Matthew Ramolo, a.k.a. Toronto’s Khôra, masterfully reconciles polar elements into a cohesive and personal whole. His CD Silent Your Body Is Endless, though full of gorgeous resonant billows, is also crawling with intense, fricative detail. Downright pretty chordal figures chime generously, but disintegrate into flickering shards. Coarse bristles of distortion comb through warm drone. Ramolo has honed an idiosyncratic negotiation of acoustic elements—notably guitar, piano, and field recordings—with electronics, a negotiation which is both wide-eyed and stricken with vague foreboding. Related to ambient music in its slow-moving modal harmony and muted electronics, his understated dynamism instills slight disquiet, anchoring his work elsewhere.
 
Constellation ties the set together through the hermetic aspect of its constituent parts. Their Web site identifies the discs as “works that were conceived/executed in different forms of isolation (physical, artistic) and also each in its own way invoking a sense of esoteric mysticism.” Each of the three albums exudes a singular and solitary vision, but are definitely united through aesthetic and procedural through-lines.
 
Elfin Saddle’s DVD Wurld is a further indication of the label’s adventurousness. As jam-packed as the triple-disc set, it boasts a twenty-three-minute film directed by the band, a concert video, further documentation of their quirky installations, and three audio tracks. The titular video depicts, through clever and simple animation, using a variety of natural and re-purposed everyday objects, the transformation of a miniature landscape from being fully natural to being cripplingly industrialized, ending up with flame-belching tubes, plastic imitation-foliage, and static-sputtering televisions.
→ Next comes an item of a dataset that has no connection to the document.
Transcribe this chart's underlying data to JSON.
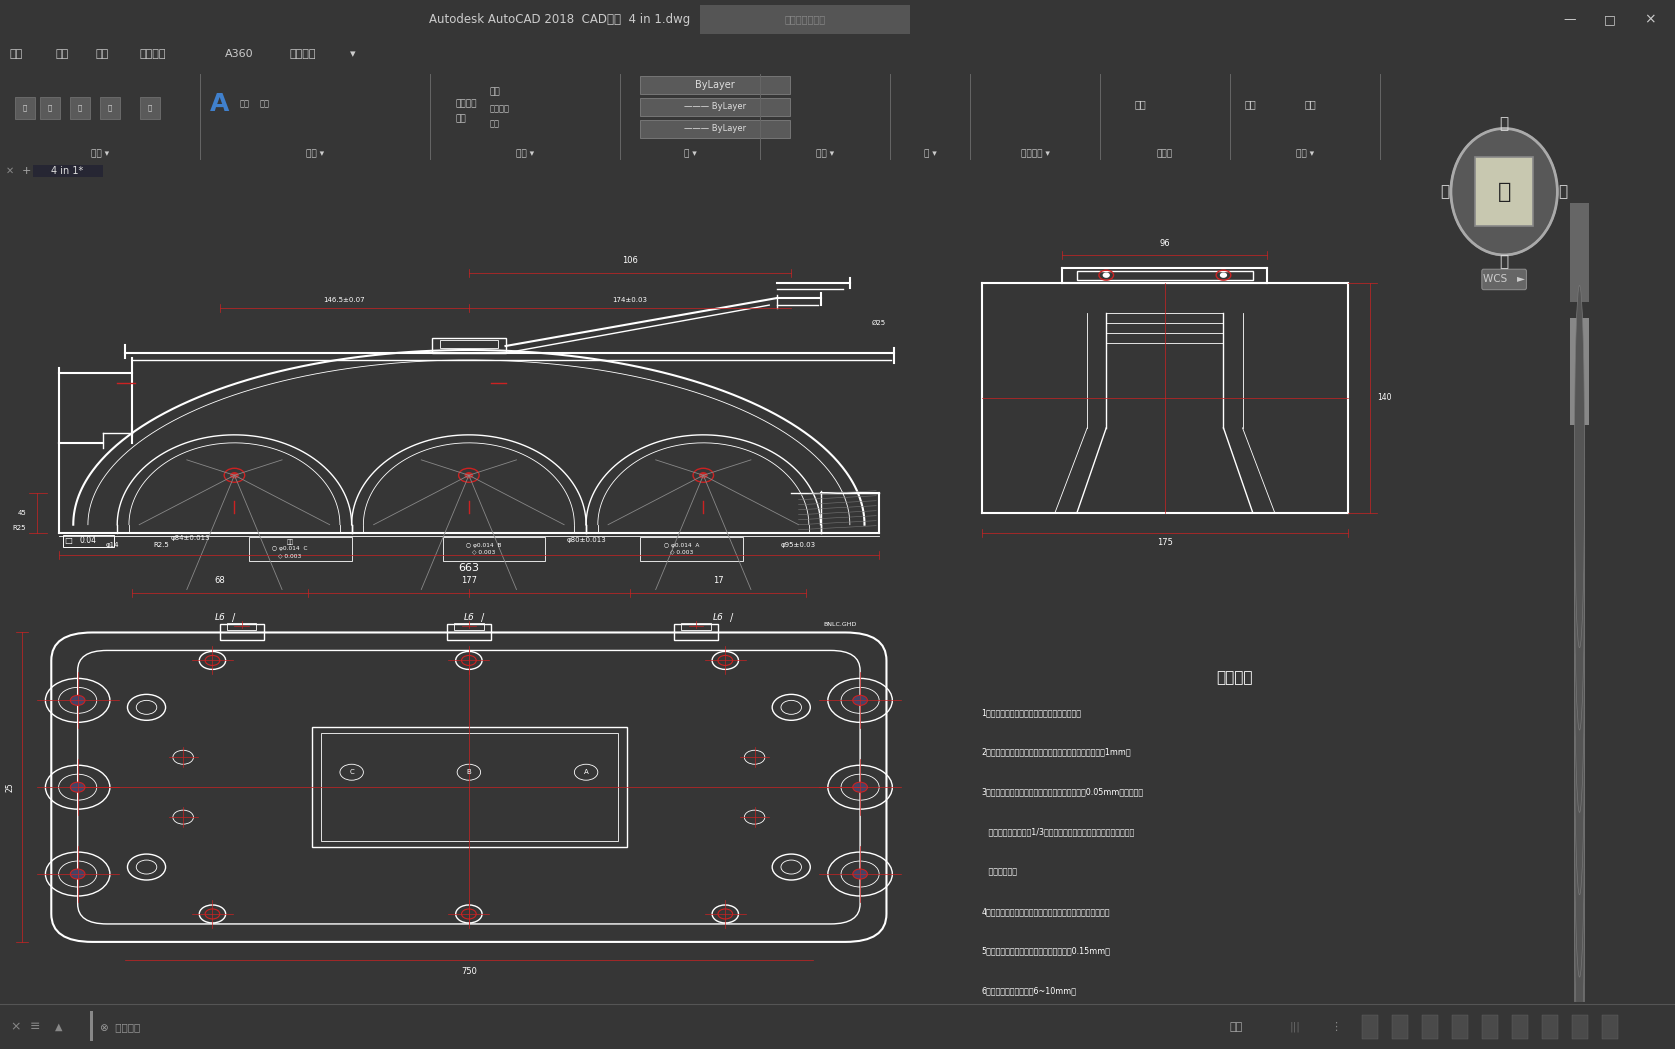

The soundtrack is a fascinating departure from the group’s rickety-yet-meticulous folk songcraft, with its wheezing accordions, loose, woody guitar, and wonky rhythms. Here, the asthmatic free-reeds are intact¸ but otherwise it’s an odd mixture of dust-caked mechanical whirrings, interlocking bells, mallet percussion and drums evocative of various Indonesian musics, the choked resonance of bowed metals, and crackle-marred scraps that sound as though they were excavated from a mutilated 78-rpm record. All this charts the film’s progress from pastoral to near-apocalyptic. Conveying a slightly unsettling fragility, the sight and sound of Wurld are stirringly memorable. The audio appendices, A River of Horses and A Tree In Dark Water / A Sinking Celebration are closer to the band’s song-based material, but seem to share some of the brittleness of Wurld’s soundtrack, reminiscent of some of the quiet clamour of Tom Waits’ Black Rider.
 
With its enduring devotion to exploratory—even subversive—artists of all stripes; to artful and generous packaging; and to presenting alternative sorts of projects, Constellation is one of the most relevant, exciting, and important record labels today. Few others have successfully embraced both a strange pop and an outright experimental sensibility in such a substantial, uncompromising, and staunchly independent manner. Certainly we can expect future releases to follow this risk-taking path.